Other important artefacts on display include: Katherine of Aragon’s writing box; Anne Boleyn’s inscribed book of hours, her signature deliberately erased; an illustrated bible commissioned by Thomas Cromwell after the death of Jane Seymour, publically displayed for the first time; Anne of Cleves’ account book of her expenses as queen; a portrait miniature, thought to depict Katherine Howard by Hans Holbein the Younger; and a prayer book written by Katherine Parr, bearing an inscription from Henry VIII to her, displayed in London for the first time.
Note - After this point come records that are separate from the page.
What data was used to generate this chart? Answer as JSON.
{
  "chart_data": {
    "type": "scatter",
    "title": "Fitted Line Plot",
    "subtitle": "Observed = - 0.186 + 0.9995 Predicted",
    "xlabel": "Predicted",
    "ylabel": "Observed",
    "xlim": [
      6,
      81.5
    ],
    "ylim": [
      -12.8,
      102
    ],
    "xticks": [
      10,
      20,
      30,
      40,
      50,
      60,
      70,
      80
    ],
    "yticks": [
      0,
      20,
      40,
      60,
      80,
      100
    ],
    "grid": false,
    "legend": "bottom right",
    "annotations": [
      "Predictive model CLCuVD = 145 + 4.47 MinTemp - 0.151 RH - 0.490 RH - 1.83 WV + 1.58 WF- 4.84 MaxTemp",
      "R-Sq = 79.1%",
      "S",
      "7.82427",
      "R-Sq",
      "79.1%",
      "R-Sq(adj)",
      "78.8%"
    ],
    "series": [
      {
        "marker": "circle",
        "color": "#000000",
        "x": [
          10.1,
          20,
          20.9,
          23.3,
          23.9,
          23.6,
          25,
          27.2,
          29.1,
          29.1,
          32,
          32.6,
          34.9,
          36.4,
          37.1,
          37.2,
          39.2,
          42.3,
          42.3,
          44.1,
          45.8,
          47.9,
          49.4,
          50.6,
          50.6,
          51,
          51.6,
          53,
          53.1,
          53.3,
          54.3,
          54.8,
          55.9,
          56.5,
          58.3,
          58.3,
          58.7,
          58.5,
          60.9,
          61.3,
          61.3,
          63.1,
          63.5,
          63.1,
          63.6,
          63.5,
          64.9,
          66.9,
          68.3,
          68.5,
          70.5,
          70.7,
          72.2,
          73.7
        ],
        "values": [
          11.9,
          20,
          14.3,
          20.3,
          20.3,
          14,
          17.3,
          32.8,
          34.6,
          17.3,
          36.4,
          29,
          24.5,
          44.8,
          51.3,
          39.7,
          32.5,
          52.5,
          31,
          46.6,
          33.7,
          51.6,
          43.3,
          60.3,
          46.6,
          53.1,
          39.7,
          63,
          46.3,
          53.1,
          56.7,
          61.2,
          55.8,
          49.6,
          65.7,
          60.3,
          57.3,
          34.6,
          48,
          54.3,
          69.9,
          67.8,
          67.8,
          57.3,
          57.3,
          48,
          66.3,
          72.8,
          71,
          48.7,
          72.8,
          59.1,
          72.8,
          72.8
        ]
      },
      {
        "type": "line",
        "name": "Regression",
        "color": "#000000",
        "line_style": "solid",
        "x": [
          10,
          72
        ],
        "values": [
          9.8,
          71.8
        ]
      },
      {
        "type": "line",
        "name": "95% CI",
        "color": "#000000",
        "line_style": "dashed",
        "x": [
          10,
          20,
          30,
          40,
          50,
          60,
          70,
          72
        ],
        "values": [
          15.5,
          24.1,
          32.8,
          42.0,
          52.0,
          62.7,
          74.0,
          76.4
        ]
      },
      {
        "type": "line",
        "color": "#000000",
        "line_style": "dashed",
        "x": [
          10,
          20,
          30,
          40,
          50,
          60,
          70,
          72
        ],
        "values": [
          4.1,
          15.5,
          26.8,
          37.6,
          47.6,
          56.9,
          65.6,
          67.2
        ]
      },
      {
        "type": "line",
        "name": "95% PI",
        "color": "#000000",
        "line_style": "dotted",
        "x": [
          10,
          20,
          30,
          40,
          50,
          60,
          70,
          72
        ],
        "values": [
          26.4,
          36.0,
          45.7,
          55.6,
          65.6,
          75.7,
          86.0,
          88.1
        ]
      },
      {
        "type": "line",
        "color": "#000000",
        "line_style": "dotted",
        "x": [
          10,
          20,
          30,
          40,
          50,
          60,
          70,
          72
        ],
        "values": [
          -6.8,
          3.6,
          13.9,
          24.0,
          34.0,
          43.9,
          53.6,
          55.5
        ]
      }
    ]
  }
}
Meanwhile, on entering the exhibition, visitors will also see contemporary works by renowned artist, Hiroshi Sugimoto, shown in London for the first time alongside historic items. Taken in 1999, the black and white photographs capture six individual portraits – waxwork depictions of each queen – made by Madame Tussaud’s. 

To look at these women’s lives further and how they have been portrayed throughout history, depictions from cinema, theatre, opera and television will be brought together to explore how the queens have been interpreted in popular culture. The exhibition will include Katherine of Aragon’s character costume from the West End’s SIX the Musical; film clips and marketing material from the German film Anna Boleyn (1920); costume from stage performances at both the Royal Shakespeare Company and Royal Opera House; and collaged designs created for the 1970 BBC television production, The Six Wives of Henry VIII.

Talking about the exhibition, Dr. Charlotte Bolland Senior Curator of Research and 16th Century Collections at the National Portrait Gallery said: “Henry VIII was the star around which the country and Tudor court orbited. In his nearly 38-year reign, the six women who married him were protagonists in an almost implausible melodrama. Often reduced to the rhyme ‘Divorced, Beheaded, Died / Divorced, Beheaded, Survived,’ this exhibition seeks to restore the queens’ individuality and agency in both historic and contemporary storytelling, bringing them out of Henry’s shadow and their homogenous grouping. By encountering the court culture in which they performed their roles as queens, the images of their families and peers, the works that they commissioned, the objects they owned and even the letters and notes that they wrote, we cannot fail to glimpse them as individuals. In this exhibition, the faint surviving traces of each queen are displayed alongside the portraits that have helped to turn them into icons.”